What the Complimentary Rebuild Covers
- Installing Elementor on the existing WordPress site
- Rebuilding pages that already have a defined design or template into Elementor
- Making minor adjustments during the build process
What It Does Not Cover
- Designing new page layouts for pages that lack an existing template
- Pulling in the design team for custom design hours
- Redesigning or significantly altering existing page structures
"The build portion is, yes [complimentary]. But designing some of the pages we don't have designed for, I think is outside of it."
— Sebastian Gant, [1] scope call
Handling Pages Without Existing Designs
When a client needs pages that have no existing template or design, there are two paths forward:
Option 1: Paid Design Service
AAG's design team creates the layouts for an additional fee. This should be quoted separately and added to the project scope via a written proposal or contract amendment.
Option 2: Client-Provided Layouts
The client provides a simple design layout for the developer to build from. This does not need to be a polished mockup — acceptable inputs include:
- Hand-drawn sketches indicating content blocks and rough placement
- AI-generated mockups or wireframes
- Simple diagrams showing "text here, image here" structure
AAG can recommend tools to help clients produce these layouts with minimal effort. The developer builds to whatever layout reference is provided.
Developer vs. Design Team
These are separate functions with separate resource pools:
| Role | Responsibility | Included in Rebuild? |
|---|---|---|
| Developer | Builds pages in Elementor from existing designs or client-provided layouts | Yes |
| Design Team | Creates original page designs and visual layouts | No (requires separate engagement) |
Pulling the design team into a build-only project consumes hours not budgeted for the engagement. This should be treated as a scope addition requiring explicit approval and pricing.
Recommendations for Project Setup
- Audit pages before the rebuild begins. Identify which pages have existing designs/templates and which do not. Flag gaps early.
- Communicate the distinction in writing. Clients often assume "rebuild" includes redesign. A written proposal or contract should explicitly state that design work is out of scope unless separately purchased.
- Provide client layout guidance proactively. If clients will be providing their own layouts, send tool recommendations (AI mockup tools, simple wireframe apps) before the build starts — don't wait until it becomes a blocker.

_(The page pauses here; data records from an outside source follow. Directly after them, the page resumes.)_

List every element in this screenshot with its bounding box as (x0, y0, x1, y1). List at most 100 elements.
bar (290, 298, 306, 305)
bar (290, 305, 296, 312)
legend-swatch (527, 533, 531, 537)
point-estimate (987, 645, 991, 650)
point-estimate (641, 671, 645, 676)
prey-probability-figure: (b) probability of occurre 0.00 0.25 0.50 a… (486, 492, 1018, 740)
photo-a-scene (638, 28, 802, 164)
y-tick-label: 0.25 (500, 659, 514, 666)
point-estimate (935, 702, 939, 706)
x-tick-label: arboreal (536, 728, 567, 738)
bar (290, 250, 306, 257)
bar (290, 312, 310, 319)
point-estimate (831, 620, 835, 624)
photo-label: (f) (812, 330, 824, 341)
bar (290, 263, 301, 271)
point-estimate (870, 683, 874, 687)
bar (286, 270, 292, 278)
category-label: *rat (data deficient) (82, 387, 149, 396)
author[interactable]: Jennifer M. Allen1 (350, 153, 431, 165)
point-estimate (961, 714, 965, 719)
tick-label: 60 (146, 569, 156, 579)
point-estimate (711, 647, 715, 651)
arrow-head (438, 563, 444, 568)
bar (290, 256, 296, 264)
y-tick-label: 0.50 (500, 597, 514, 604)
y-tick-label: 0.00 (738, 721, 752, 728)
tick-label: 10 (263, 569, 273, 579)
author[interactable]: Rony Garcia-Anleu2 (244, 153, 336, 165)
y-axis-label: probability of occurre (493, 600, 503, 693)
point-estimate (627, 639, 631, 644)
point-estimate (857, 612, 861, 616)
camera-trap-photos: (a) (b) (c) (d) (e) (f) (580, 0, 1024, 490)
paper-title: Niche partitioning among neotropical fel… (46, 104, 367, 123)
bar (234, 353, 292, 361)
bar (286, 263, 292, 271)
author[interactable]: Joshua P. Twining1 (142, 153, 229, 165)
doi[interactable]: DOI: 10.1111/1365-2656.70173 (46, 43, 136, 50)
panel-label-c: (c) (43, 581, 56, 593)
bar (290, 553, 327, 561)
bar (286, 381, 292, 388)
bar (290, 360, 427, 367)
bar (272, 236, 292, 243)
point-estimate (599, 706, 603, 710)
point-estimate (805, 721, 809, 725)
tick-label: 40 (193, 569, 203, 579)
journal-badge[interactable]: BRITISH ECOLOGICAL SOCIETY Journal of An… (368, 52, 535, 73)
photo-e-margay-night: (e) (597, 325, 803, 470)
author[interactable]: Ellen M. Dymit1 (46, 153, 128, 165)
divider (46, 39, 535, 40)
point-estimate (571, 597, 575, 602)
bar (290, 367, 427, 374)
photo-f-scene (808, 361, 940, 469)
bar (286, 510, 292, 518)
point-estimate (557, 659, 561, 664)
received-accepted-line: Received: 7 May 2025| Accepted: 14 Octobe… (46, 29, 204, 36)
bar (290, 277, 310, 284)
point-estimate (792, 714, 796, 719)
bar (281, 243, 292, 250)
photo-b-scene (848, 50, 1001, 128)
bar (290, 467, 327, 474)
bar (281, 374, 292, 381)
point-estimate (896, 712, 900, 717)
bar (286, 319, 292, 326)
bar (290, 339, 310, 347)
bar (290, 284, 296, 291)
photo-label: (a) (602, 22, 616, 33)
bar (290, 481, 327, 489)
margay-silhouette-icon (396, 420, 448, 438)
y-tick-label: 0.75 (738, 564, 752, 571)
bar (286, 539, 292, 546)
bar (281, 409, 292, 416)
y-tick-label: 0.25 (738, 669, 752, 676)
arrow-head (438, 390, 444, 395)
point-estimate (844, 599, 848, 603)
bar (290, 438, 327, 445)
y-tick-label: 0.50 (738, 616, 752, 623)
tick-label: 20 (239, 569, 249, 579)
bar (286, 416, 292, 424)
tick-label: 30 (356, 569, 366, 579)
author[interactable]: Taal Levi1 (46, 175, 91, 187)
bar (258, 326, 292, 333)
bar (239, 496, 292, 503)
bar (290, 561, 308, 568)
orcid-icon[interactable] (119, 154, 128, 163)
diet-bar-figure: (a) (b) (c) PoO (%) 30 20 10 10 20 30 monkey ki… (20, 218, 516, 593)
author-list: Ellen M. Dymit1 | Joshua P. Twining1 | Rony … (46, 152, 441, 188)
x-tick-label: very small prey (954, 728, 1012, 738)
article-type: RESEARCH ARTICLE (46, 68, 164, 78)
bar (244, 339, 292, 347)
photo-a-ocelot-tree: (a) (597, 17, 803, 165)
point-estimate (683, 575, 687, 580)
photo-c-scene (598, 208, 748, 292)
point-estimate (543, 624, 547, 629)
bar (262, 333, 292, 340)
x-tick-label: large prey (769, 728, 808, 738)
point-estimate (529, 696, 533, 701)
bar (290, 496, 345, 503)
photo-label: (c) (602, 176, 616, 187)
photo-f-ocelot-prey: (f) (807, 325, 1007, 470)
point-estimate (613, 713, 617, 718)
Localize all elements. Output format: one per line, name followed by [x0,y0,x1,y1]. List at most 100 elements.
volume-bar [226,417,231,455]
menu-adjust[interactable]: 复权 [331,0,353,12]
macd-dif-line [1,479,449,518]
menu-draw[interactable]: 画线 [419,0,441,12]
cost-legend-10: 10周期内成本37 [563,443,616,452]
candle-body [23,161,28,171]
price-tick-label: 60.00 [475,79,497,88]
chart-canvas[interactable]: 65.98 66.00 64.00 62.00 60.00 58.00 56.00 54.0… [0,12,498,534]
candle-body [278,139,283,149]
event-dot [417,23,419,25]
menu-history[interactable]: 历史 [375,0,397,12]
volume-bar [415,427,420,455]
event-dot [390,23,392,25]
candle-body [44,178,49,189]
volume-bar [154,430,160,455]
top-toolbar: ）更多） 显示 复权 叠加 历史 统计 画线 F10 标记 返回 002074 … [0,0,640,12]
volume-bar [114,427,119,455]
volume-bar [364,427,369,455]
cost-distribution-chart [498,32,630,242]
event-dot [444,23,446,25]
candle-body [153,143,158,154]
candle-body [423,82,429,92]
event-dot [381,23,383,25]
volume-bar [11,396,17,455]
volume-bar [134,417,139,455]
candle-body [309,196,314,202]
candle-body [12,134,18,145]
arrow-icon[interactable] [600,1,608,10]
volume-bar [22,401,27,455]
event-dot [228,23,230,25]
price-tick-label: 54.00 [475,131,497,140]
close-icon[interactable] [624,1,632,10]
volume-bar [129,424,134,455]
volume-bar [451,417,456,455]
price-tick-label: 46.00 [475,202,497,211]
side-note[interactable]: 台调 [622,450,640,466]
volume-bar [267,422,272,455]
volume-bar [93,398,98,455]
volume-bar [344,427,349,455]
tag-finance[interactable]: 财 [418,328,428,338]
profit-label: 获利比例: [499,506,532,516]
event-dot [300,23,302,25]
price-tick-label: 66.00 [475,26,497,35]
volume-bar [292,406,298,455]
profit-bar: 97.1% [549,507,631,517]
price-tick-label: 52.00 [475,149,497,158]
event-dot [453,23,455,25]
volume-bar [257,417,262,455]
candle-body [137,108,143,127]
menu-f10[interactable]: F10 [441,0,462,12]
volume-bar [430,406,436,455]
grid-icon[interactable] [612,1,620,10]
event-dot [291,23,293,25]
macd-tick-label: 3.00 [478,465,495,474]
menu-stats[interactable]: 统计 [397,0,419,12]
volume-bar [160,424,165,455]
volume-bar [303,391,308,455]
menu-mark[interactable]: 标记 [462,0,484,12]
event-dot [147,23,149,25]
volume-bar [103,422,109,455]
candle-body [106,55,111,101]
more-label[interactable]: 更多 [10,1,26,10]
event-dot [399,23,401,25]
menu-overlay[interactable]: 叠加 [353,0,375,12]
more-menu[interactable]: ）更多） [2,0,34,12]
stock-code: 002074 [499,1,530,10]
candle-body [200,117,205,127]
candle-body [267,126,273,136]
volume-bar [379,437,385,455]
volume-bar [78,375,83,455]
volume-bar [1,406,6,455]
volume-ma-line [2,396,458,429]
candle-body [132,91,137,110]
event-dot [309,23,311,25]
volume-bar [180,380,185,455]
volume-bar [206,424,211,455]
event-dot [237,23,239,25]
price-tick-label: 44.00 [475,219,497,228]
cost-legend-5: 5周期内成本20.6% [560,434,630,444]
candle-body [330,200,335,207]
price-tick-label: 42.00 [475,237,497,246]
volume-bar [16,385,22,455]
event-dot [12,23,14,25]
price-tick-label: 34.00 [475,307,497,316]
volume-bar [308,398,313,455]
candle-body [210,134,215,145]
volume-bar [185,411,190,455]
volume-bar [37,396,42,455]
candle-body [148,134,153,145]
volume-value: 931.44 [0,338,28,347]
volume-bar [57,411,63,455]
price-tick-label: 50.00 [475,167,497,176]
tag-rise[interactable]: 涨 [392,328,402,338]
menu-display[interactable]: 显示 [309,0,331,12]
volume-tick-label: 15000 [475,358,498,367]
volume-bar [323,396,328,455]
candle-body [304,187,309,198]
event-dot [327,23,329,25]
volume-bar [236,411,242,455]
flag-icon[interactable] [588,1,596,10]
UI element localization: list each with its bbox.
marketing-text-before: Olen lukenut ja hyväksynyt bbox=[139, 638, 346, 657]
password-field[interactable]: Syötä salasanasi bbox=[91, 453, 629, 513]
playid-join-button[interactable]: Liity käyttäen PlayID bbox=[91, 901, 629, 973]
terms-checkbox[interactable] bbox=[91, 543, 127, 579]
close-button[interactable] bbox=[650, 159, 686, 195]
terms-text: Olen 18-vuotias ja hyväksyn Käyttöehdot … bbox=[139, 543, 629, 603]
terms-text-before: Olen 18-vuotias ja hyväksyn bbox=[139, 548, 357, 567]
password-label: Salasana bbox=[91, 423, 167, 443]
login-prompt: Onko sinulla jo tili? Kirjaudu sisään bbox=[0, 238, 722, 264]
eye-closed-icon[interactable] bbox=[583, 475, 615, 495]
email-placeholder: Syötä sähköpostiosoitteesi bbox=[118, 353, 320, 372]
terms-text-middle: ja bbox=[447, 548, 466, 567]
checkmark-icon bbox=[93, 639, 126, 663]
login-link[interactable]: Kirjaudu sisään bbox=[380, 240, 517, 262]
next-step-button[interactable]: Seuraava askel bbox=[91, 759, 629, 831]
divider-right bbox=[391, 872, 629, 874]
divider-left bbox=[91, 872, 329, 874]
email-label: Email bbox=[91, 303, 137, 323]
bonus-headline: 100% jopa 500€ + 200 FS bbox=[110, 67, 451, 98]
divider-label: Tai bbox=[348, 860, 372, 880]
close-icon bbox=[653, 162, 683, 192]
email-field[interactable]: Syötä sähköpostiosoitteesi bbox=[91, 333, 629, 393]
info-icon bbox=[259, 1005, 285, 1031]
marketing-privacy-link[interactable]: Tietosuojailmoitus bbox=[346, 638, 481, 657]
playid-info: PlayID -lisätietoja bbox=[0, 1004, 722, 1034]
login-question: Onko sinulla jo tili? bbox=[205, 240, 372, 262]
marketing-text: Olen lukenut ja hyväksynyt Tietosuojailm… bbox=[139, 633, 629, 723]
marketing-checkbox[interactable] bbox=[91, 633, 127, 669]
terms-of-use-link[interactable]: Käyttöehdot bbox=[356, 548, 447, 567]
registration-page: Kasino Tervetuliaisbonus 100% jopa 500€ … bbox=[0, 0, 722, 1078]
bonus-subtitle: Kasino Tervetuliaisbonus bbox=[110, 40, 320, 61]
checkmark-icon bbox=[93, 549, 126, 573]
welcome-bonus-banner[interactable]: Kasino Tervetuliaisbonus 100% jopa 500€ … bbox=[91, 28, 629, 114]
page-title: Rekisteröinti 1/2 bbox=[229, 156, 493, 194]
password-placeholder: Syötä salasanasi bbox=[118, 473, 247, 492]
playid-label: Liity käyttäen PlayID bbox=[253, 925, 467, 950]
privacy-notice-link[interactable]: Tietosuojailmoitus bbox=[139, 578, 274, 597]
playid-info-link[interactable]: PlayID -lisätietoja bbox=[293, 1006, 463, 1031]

- Don't start the build on pages without a design reference. Building without direction leads to rework. Resolve design gaps before the developer touches those pages.
Related Patterns
- [2]
- [3]
- [4]
Observed In
- [5] — Scope conflict surfaced mid-project when client assumed the Elementor rebuild included design work for pages that lacked templates. Resolution required internal escalation and a written proposal.